Tracking that concentration of particles is the most important step for population-level monitoring, says David Jones, a soil and environmental science researcher at Bangor University in Wales. The reason is that doing so helps chart the course of the pandemic and monitor the effectiveness of lockdowns. Several groups, including Matus and her colleagues, are going a step further: they are attempting to estimate how the concentration of viral particles in wastewater corresponds to the total prevalence of disease in a given population. These calculations attempt to account for many variables, such as the diluting effect of rainfall and storm runoff. In a preprint paper still undergoing peer review, Matus’s group estimated that in one area of Massachusetts, the percentage of people likely infected with COVID-19 was at least five times the number who had officially tested positive—suggesting there were more undiagnosed cases in the community. A more recent preprint by a group in Connecticut found that in a metropolitan area, the concentration of RNA particles peaked about a week before the arrival of new diagnosed COVID-19 cases. But Jordan Peccia, an environmental engineer at Yale University, points out that it remains difficult to pinpoint an exact total of cases just from sewage, precisely “because [regular] testing is limited to only those that have symptoms and go get tested.”

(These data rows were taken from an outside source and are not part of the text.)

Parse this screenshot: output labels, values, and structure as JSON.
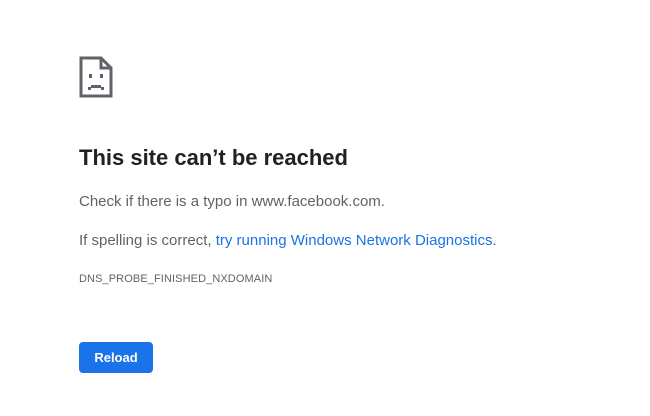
{
  "error_page": {
    "icon": "sad-page-icon",
    "title": "This site can’t be reached",
    "typo_message": "Check if there is a typo in www.facebook.com.",
    "spelling_prefix": "If spelling is correct, ",
    "diagnostics_link": "try running Windows Network Diagnostics",
    "spelling_suffix": ".",
    "error_code": "DNS_PROBE_FINISHED_NXDOMAIN",
    "reload_label": "Reload"
  },
  "colors": {
    "title": "#202124",
    "text": "#5f6368",
    "link": "#1a73e8",
    "button_bg": "#1a73e8",
    "button_text": "#ffffff",
    "icon_stroke": "#5f6368"
  }
}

To longtime observers, the renewed interest in the technique reflects a broader maturation of wastewater-based epidemiology. Christian Daughton, a retired Environmental Protection Agency researcher who co-wrote an influential 1999 review paper, recently suggested that the pandemic has already eroded some traditional concerns, such as those about privacy rights. The urgency of dealing with COVID-19 could help establish such monitoring systems, which could help not only with the response to this pandemic but also in tracking other diseases—possibly even new ones that emerge in the future. “I suspect that sewage surveillance will be much more in vogue following this experience with the pandemic,” Pepper says.